Um exemplo está no Omni&Co, que registrou mais de 80 mil horas de capacitação em 12 meses e participação de 98% dos colaboradores elegíveis nos ciclos de desenvolvimento. Conforme mostrou o Mundo RH, a companhia passou a tratar a aprendizagem contínua como parte da estratégia de crescimento, conectando desenvolvimento, liderança, carreira e prioridades do negócio.

O dado sobre participação, isoladamente, não comprova impacto. Por isso, o RH precisa avançar além das métricas de presença e conclusão. Entre os indicadores possíveis estão a aplicação das competências, a mobilidade interna, a redução de lacunas, a velocidade para alcançar autonomia e os resultados obtidos nos projetos.

A liderança também assume papel decisivo. Gestores precisam manter conversas frequentes sobre carreira, oferecer desafios progressivos e criar espaço para que os profissionais utilizem o que aprenderam. Educação corporativa sem aplicação tende a acumular certificados; quando conectada ao trabalho, pode ampliar desempenho e preparar sucessores.

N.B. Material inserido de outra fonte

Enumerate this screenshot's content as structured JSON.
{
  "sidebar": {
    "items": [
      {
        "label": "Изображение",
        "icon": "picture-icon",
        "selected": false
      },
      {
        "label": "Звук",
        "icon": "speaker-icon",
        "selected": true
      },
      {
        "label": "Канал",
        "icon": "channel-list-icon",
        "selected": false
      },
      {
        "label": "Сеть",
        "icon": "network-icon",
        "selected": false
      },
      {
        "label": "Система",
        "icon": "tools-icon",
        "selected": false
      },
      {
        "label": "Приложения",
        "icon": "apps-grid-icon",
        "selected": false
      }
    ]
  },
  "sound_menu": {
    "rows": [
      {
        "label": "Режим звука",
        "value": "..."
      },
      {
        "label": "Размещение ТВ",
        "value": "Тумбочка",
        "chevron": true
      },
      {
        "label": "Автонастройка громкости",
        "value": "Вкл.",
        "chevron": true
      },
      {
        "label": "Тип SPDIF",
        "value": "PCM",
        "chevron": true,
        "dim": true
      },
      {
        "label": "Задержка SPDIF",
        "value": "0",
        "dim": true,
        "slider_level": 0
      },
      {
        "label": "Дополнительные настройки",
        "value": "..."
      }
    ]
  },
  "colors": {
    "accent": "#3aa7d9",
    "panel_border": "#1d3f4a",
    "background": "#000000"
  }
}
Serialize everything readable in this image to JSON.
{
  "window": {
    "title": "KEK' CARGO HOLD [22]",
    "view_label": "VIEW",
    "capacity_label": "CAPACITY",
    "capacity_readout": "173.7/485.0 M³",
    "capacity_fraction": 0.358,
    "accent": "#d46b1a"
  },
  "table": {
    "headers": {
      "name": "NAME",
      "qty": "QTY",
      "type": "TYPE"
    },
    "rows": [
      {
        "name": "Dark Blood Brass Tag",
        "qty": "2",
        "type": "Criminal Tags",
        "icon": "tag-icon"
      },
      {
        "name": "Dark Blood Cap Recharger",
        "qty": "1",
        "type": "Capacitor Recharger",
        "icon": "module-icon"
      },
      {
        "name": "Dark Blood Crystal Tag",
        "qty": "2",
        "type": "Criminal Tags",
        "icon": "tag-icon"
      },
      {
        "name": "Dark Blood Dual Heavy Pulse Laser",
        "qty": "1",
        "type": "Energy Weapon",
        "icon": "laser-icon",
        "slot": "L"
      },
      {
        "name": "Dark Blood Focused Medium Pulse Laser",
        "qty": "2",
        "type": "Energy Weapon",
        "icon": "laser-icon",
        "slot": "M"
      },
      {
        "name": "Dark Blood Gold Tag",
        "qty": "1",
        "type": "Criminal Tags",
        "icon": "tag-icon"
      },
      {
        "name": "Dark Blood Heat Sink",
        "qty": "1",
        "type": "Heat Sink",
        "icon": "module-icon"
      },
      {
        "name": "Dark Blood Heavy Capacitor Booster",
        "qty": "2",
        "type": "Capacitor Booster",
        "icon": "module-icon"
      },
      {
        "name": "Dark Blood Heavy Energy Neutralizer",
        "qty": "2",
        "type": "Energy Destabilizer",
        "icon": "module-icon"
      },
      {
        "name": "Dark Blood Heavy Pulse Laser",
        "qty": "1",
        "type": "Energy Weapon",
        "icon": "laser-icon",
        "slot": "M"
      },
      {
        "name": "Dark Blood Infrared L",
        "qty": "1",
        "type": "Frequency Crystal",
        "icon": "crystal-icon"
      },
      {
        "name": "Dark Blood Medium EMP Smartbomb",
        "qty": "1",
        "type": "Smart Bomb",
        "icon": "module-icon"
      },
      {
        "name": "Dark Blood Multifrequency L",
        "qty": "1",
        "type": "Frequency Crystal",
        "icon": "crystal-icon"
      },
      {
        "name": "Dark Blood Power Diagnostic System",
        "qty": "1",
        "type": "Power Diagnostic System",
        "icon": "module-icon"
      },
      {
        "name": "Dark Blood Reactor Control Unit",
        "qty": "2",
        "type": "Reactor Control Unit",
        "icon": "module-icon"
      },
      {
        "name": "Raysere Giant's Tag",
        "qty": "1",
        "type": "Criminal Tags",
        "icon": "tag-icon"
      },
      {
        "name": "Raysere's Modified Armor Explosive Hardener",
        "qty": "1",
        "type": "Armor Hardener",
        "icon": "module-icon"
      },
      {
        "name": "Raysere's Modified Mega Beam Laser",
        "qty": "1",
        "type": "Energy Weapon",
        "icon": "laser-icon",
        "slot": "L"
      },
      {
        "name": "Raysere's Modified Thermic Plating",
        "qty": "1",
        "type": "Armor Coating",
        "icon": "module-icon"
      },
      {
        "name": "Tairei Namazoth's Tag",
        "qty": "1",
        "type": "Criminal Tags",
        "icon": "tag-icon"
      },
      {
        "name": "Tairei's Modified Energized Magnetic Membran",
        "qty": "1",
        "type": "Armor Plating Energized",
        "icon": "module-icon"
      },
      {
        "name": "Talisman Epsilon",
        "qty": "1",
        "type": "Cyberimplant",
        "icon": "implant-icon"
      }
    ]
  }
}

“O currículo continuará contando a história de onde alguém esteve, mas as empresas precisarão enxergar algo mais valioso: para onde essa pessoa é capaz de ir”, afirma Arakaki.

O currículo, portanto, não desaparece. Ele perde a exclusividade como instrumento de avaliação. Em um mercado no qual competências mudam rapidamente, a trajetória continuará abrindo portas, mas a capacidade comprovada de aprender poderá definir quem estará preparado para atravessá-las.